Over the past three years, Boeing has fallen well behind Airbus in orders and deliveries of passenger airliners, yet remains the king of the airfreight world. Of the over 2,000 commercial freighters flying today, planes that have played an outsized role in delivering goods during the pandemic — more than 90 per cent are Boeing jets. The COVID-19 pandemic has slashed the number of international passenger flights which typically carried large amounts of freight in their cargo holds.
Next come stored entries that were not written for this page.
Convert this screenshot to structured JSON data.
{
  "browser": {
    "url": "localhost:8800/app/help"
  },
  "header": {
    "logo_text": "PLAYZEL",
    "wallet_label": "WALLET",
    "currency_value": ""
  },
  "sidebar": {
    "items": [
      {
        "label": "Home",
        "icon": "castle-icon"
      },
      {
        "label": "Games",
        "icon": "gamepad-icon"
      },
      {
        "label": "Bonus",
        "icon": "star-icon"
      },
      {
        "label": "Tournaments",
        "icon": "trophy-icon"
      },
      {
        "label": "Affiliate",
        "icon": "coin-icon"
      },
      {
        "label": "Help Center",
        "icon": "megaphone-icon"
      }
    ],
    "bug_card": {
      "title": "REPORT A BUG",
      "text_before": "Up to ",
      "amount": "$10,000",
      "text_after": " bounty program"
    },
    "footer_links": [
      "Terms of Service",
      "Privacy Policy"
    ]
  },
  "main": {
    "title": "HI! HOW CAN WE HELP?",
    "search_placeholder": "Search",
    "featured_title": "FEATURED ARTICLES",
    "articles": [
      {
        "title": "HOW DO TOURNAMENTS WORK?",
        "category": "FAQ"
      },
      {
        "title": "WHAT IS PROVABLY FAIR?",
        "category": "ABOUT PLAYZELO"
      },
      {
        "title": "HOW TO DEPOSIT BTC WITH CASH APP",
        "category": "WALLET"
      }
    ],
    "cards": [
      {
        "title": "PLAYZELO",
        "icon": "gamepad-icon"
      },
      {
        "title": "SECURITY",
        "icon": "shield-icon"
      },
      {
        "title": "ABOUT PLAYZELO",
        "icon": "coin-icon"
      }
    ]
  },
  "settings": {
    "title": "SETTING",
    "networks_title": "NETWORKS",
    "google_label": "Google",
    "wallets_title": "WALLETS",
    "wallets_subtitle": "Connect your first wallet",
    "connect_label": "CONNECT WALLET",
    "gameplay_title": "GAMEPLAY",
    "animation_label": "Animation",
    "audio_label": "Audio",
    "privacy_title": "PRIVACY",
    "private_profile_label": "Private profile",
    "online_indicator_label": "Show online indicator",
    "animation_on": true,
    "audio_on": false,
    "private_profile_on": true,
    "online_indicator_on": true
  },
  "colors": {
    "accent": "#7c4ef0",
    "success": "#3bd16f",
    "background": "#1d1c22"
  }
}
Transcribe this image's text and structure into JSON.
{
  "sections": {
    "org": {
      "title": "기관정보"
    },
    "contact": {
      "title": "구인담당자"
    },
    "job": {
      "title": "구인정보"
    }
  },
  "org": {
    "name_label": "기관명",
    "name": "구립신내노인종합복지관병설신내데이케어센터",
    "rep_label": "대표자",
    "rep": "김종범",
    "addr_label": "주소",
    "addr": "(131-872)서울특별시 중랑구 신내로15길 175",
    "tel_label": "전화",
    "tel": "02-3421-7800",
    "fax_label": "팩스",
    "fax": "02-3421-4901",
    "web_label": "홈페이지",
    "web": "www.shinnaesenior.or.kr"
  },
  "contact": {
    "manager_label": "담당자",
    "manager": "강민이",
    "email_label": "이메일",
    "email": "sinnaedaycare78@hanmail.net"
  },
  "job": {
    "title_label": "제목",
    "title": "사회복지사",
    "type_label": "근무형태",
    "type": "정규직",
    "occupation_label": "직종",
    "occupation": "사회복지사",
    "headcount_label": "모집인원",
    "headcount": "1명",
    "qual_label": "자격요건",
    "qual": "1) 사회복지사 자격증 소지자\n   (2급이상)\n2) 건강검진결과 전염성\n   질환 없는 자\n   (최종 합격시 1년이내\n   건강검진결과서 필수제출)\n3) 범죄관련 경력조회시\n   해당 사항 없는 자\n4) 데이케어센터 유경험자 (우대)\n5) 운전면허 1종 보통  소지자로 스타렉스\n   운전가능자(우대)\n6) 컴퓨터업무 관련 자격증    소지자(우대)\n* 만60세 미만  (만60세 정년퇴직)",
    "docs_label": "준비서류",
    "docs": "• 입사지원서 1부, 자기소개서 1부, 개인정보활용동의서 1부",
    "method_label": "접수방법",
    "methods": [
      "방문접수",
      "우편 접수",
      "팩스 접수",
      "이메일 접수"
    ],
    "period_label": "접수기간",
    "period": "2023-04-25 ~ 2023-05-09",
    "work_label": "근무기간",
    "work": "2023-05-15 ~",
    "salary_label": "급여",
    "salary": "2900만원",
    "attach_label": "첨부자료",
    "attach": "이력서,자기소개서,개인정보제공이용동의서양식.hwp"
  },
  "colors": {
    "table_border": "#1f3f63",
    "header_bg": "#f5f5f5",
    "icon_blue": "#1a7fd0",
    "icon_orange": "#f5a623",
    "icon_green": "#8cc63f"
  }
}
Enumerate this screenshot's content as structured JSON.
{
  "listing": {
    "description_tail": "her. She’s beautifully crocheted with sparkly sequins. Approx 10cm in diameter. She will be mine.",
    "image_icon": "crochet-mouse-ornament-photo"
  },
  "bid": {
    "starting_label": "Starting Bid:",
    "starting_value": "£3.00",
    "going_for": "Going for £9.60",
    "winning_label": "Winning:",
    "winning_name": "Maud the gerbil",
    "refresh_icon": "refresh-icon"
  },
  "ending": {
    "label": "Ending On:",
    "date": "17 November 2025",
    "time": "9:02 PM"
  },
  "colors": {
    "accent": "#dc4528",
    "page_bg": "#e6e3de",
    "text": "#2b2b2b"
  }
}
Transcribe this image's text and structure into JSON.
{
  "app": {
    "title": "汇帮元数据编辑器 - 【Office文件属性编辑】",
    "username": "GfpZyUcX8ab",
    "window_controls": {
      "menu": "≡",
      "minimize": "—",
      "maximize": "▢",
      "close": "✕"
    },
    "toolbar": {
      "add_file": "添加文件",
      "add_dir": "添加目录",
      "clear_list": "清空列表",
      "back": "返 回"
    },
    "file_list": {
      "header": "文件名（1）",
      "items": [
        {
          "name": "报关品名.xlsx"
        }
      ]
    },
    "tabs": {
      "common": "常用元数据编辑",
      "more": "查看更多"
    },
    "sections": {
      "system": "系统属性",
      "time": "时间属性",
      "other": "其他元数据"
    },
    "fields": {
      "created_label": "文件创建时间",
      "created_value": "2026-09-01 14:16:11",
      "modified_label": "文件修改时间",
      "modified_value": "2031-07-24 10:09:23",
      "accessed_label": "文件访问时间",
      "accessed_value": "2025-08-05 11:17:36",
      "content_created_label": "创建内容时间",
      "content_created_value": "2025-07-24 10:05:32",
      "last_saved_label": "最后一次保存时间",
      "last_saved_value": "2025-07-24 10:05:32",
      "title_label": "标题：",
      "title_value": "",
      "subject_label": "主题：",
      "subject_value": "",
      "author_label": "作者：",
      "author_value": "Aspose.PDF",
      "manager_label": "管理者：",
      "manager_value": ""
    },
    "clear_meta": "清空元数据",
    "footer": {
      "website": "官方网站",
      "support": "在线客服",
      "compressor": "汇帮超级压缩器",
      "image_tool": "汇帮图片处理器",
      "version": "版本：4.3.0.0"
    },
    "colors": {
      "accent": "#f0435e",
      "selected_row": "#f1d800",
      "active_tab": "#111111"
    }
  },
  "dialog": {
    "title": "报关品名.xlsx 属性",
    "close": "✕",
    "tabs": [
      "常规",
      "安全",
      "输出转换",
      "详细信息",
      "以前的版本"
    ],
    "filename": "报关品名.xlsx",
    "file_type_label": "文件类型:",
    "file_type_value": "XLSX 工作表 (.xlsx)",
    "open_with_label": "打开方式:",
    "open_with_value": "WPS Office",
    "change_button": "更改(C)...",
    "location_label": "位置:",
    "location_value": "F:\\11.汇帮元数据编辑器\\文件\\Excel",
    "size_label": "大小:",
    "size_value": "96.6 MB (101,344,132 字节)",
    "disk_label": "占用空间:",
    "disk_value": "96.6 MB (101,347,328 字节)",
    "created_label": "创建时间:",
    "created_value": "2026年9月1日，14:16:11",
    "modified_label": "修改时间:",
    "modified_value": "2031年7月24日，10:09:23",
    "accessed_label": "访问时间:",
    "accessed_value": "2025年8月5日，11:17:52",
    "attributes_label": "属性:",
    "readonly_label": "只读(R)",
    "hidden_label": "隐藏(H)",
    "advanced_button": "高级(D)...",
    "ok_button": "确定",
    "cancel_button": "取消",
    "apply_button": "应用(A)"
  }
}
Meanwhile, express home delivery of packages within days of ordering has grown rapidly in the pandemic. Amazon is flying a large fleet of wide body cargo planes — used Boeing 767 passenger planes converted to freighters. As the supply of used 767 passenger jets tightens, it is now looking for used Airbus A330s to convert. Prices and profits for airfreight carriers have risen so much that Fehrm said “today you can fly an Airbus A330 passenger plane half empty and still make money on the freight carried below the passenger floor.” Reflecting the urgent demand for more air freighter jets, both new-build models and converted passenger planes, IATA released data this month showing the cargo carried globally by air last year was seven percent higher than in pre-pandemic 2019. With deliveries of Boeing’s large passenger jet stalled, deliveries of air cargo jets have provided it much-needed cash. During the past three decades, Boeing has on average each year delivered 23 widebody freighters. Last year, it delivered 41. In addition Boeing booked 81 orders for new freighters in 2021, the best year on record.